Dabei hatte Google bereits eine Generalprobe. Vor zwei Wochen ging bereits die Gemeinde Oberstaufen im Allgäu mit Street View ans Netz. Auch dort gab es Pannen, dabei waren nur 16 Häuser verpixelt. Doch Nutzer von Apples iPhone und iPad sahen die Fassaden kurzzeitig ohne Verschleierung.
„Wir können Fehler nicht ausschließen“, sagte Googles Datenschutz-Chef Peter Fleischer zum Start des Dienstes in Hamburg. Dass es Pannen gibt, ahnte Google schon vorher. Um den Sturm der Entrüstung abzumildern, trat der Konzern vor dem Start von Street View an die Öffentlichkeit. Es könne „durchaus vorkommen, dass einige Häuser in den 20 Städten auf unseren Street-View-Bildern zu sehen sein werden, die eigentlich unkenntlich gemacht sein sollten“, hieß es dazu. Und: „Wir entschuldigen uns dafür im Voraus.“
Mehr als 100 Mitarbeiter stehen seit Donnerstagmorgen bereit, um neuen Beschwerden der Nutzer nachzugehen. Über die Konzern-Webseite können Häuser, Autokennzeichen und Gesichter gemeldet werden, die nicht verpixelt sind. „Wir werden die Probleme innerhalb von wenigen Stunden bis Tagen lösen“, sagte Produktmanager Andreas Türk. Google ist für seinen Panoramadienst von Datenschützern scharf kritisiert worden. Vorschläge für ein eigenes Gesetz zu Geodatendiensten liegen dem Vernehmen nach aber vorerst auf Eis. Bundesinnenminister Thomas de Maizière (CDU) forderte zuletzt die Branche auf, bis zum IT-Gipfel im Dezember einen freiwilligen Kodex zu erarbeiten.

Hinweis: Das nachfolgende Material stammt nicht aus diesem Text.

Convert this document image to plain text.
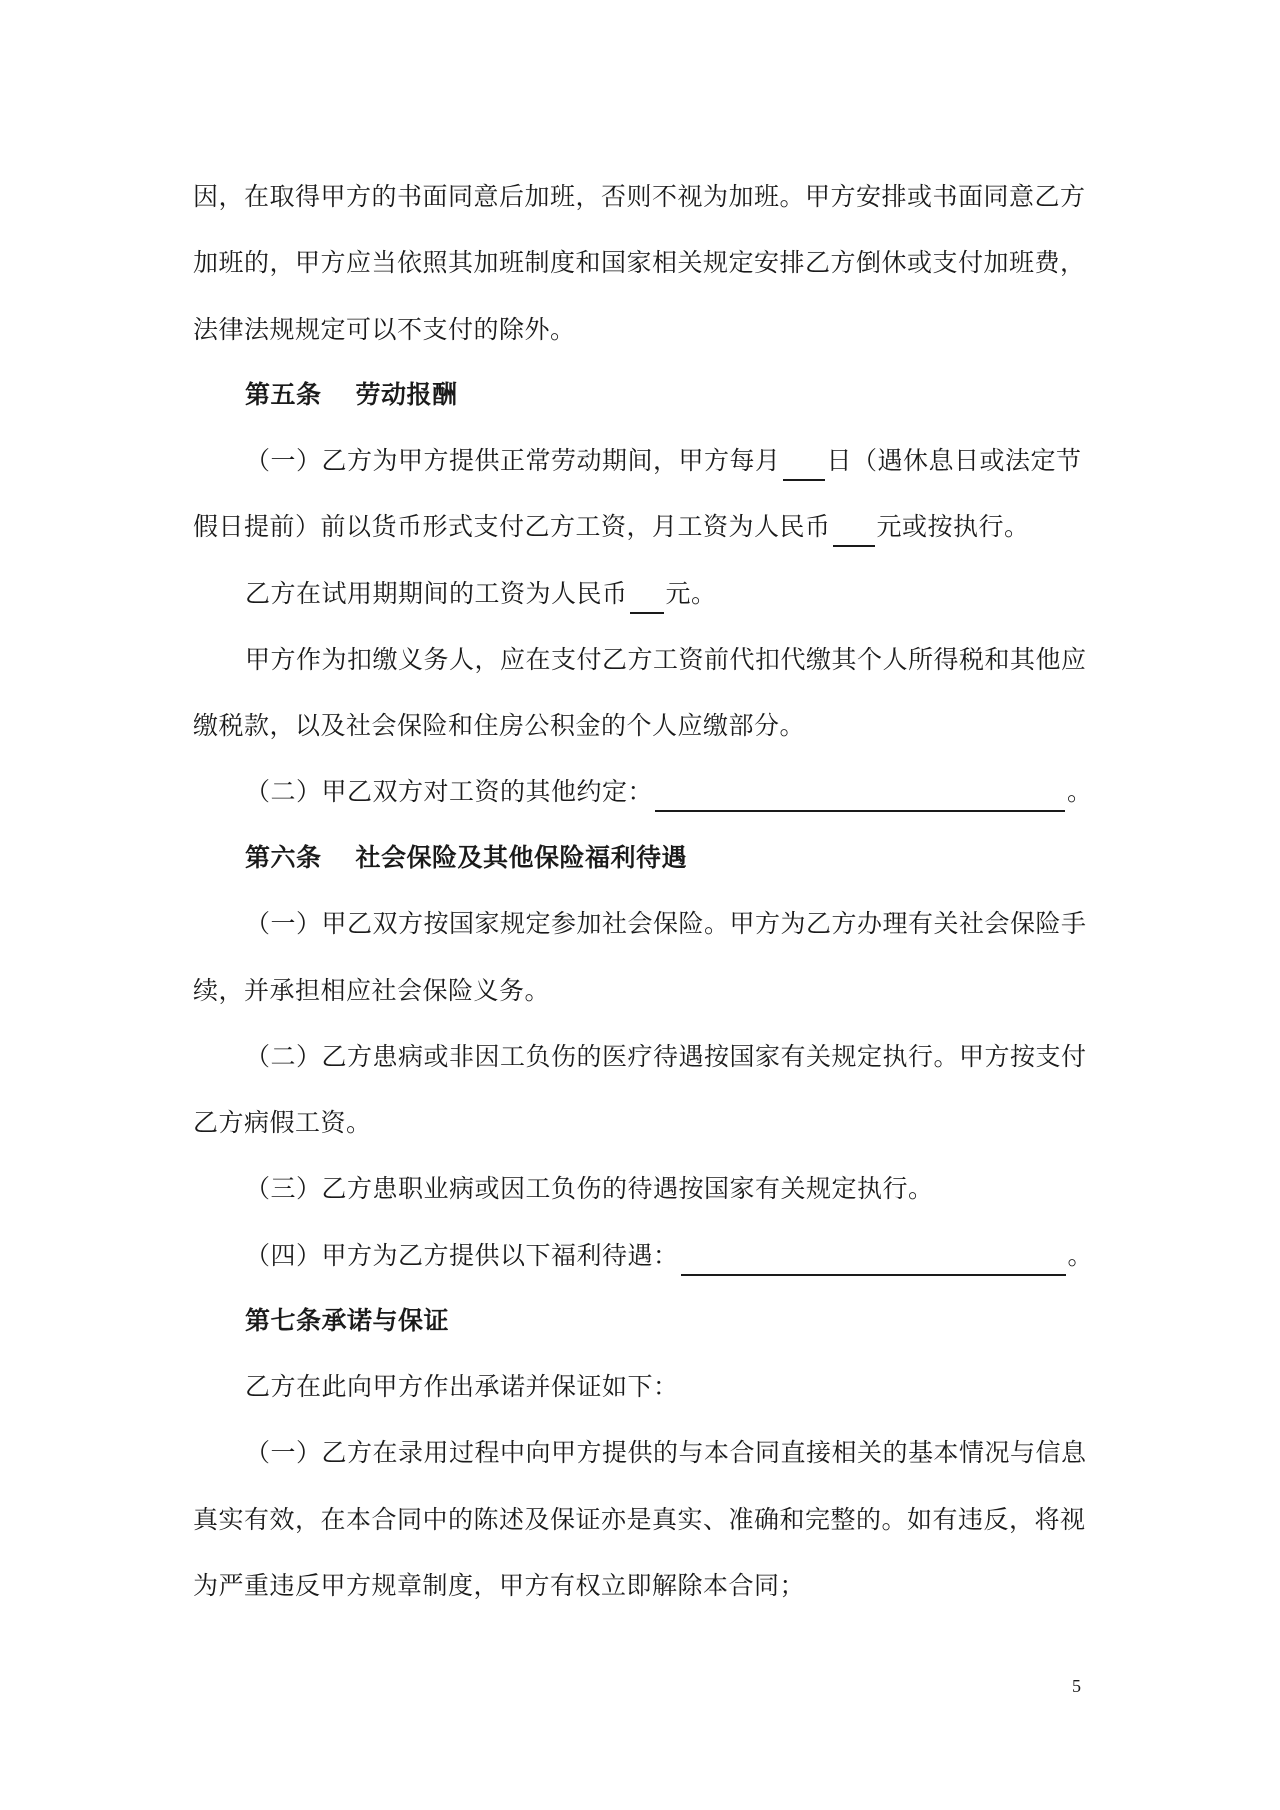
因，在取得甲方的书面同意后加班，否则不视为加班。甲方安排或书面同意乙方
加班的，甲方应当依照其加班制度和国家相关规定安排乙方倒休或支付加班费，
法律法规规定可以不支付的除外。
第五条 劳动报酬
（一）乙方为甲方提供正常劳动期间，甲方每月 日（遇休息日或法定节
假日提前）前以货币形式支付乙方工资，月工资为人民币 元或按执行。
乙方在试用期期间的工资为人民币 元。
甲方作为扣缴义务人，应在支付乙方工资前代扣代缴其个人所得税和其他应
缴税款，以及社会保险和住房公积金的个人应缴部分。
（二）甲乙双方对工资的其他约定：	。
第六条 社会保险及其他保险福利待遇
（一）甲乙双方按国家规定参加社会保险。甲方为乙方办理有关社会保险手
续，并承担相应社会保险义务。
（二）乙方患病或非因工负伤的医疗待遇按国家有关规定执行。甲方按支付
乙方病假工资。
（三）乙方患职业病或因工负伤的待遇按国家有关规定执行。
（四）甲方为乙方提供以下福利待遇：	。
第七条承诺与保证
乙方在此向甲方作出承诺并保证如下：
（一）乙方在录用过程中向甲方提供的与本合同直接相关的基本情况与信息
真实有效，在本合同中的陈述及保证亦是真实、准确和完整的。如有违反，将视
为严重违反甲方规章制度，甲方有权立即解除本合同；
5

Der Branchenverband Bitkom warnt daher auch vor „Panikmache“. „Wir sollten in Deutschland nicht nur auf mögliche Risiken von Technologien schauen, sondern zunächst einmal die Chancen in den Blick nehmen“, sagte Bitkom-Präsident August-Wilhelm Scheer WELT ONLINE. Ansonsten verspiele das Land seinen weltweit immer noch guten Ruf als Technologieführer und vertreibe technologieorientierte, innovative Unternehmen. Google will mit Street View in Deutschland erst einmal die Reaktionen abwarten, bevor weitere Städte hinzukommen. In Großbritannien ist der Konzern ähnlich vorgegangen: Nach dem Start dort dauerte es knapp zwei Jahre, bis auch das restliche Land mit Panorama-Aufnahmen online war.
So funktioniert die Street-View-Funktion: Gehen Sie auf Google Maps und geben Sie eine Stadt wie "Berlin" in die Suchmaske ein. Zoomen Sie in den Ort hinein mit dem "Plus"-Symbol am linken Bildschirmrand. Ziehen Sie mit gedrückter Maustaste das orangefarbene Männchen auf die blaumarkierten Straßen des Ortes. Danach erscheint die Street-View-Ansicht.